I somewhat jokingly describe myself on my Twitter profile as “skirting the thin line between polymath and jack of all trades”. My career has been one where I’ve had exposure (and exposed myself) to a number of areas which means that I’ve found myself often in a position to be able to translate things across domains (explaining media ideas to technologists, technology ideas to business managers and so on). It’s something that I like to think I’m pretty good at – and hopefully comes across in some of my witterings here too.
Another topic of conversation from my recent lunch with Diana from EMC has been bouncing around in my noggin since, and came up again in a meeting I had yesterday. Whilst I’ve always referred to this inter-domain ability as being “translation”, it’s probably better to think about it as “adaptation”.
Diana used to work for a big furniture retailer – one who specialise in flat-pack goods (you can probably guess). The processes by which they localized catalogues for their customers in different countries was one of adaptation, rather than pure translation. It isn’t enough to just take words and put them into another language – one has to make them make sense in the culture of the intended audience.

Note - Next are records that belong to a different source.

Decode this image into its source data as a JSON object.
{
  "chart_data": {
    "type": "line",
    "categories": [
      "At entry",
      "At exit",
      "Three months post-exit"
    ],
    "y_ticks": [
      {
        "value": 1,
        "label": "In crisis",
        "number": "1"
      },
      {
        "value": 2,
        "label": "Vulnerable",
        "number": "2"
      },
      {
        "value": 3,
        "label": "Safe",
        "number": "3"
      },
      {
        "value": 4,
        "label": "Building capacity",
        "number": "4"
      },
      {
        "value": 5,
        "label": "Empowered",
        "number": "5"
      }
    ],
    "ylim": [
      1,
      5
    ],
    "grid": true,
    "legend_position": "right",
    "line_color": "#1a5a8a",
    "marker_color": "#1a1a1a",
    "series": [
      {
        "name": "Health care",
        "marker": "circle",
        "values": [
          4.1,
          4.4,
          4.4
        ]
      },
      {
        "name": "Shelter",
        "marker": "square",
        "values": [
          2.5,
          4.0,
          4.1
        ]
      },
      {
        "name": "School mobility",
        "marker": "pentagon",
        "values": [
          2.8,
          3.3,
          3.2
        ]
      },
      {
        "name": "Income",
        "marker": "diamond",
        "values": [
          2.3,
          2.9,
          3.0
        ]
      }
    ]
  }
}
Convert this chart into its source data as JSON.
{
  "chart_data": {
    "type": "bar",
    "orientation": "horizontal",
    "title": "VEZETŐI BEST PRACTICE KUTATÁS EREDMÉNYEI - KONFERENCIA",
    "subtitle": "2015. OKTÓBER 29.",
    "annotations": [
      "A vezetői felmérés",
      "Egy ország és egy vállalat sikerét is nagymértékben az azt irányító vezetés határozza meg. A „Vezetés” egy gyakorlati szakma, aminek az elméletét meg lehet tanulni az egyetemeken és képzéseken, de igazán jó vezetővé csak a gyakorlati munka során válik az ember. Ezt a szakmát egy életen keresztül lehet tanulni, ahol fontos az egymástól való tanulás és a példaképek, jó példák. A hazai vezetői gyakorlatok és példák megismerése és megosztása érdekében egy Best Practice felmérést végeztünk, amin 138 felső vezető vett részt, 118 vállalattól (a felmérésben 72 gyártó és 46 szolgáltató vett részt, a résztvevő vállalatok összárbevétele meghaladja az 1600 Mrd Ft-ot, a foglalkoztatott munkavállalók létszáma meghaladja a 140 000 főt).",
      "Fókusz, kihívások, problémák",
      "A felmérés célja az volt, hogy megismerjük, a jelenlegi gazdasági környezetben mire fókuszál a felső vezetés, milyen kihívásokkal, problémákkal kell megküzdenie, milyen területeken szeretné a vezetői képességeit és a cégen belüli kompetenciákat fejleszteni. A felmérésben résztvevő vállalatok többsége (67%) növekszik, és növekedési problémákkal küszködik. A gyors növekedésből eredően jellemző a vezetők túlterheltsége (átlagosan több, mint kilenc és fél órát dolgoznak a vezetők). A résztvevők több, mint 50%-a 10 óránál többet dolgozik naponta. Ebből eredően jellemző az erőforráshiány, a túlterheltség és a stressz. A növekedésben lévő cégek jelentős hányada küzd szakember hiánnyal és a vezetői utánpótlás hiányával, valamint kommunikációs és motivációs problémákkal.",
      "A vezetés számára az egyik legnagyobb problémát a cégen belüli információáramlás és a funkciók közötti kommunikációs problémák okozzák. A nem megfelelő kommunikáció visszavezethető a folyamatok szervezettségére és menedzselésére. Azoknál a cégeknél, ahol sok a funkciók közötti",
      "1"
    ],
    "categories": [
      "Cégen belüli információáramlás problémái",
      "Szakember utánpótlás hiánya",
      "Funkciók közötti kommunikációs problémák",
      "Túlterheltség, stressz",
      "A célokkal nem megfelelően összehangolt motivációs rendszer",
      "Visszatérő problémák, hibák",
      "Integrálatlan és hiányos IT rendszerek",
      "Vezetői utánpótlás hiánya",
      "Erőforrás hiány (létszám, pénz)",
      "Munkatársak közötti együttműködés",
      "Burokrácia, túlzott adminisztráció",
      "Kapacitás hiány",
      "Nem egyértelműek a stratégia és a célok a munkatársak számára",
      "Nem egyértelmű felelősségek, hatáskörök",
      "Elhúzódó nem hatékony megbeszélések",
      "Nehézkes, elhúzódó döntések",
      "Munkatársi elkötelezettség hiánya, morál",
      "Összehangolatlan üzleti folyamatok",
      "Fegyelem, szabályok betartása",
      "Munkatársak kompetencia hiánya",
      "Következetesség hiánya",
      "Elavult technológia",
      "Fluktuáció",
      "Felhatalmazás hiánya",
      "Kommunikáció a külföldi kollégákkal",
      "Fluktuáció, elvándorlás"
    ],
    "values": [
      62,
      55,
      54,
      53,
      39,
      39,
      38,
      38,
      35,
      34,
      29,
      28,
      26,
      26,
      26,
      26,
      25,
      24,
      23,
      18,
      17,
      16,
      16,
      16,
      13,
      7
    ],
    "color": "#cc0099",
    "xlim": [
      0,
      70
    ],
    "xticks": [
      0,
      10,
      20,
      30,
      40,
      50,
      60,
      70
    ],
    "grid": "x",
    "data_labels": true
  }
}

When it comes, then, to putting technology concepts (for example) into a world accessible for another audience, it’s vital to keep those messages into a context with which the intended audience will be able to relate. That’s not necessarily “dumbing down” – just making sure that the right level of detail is described in ways that are relevant. It’s possible to understand how the internet works, for example, without getting down into the intricacies of the TCP/IP protocol. It’s also often where good metaphors can really come into their own.
This of course can prove problematic for some domain experts: “it’s not as simple as that” comes the cry (and if things can be explained simply and easily then the value of the complexity can be lost along the way). Anyone who has been involved in prototyping approaches to software development will also know this too well, where the “simplicity” of a user interface sidelines a client into thinking that the whole system underneath is equally simple too (and then wondering why the costs are so high to implement).
For me, though, adapting ideas well leads to one of the most rewarding things for me in work. That “ah ha!” moment when somebody understands something where before they thought it just too complex. That look on faces is one of the best things for me in my career.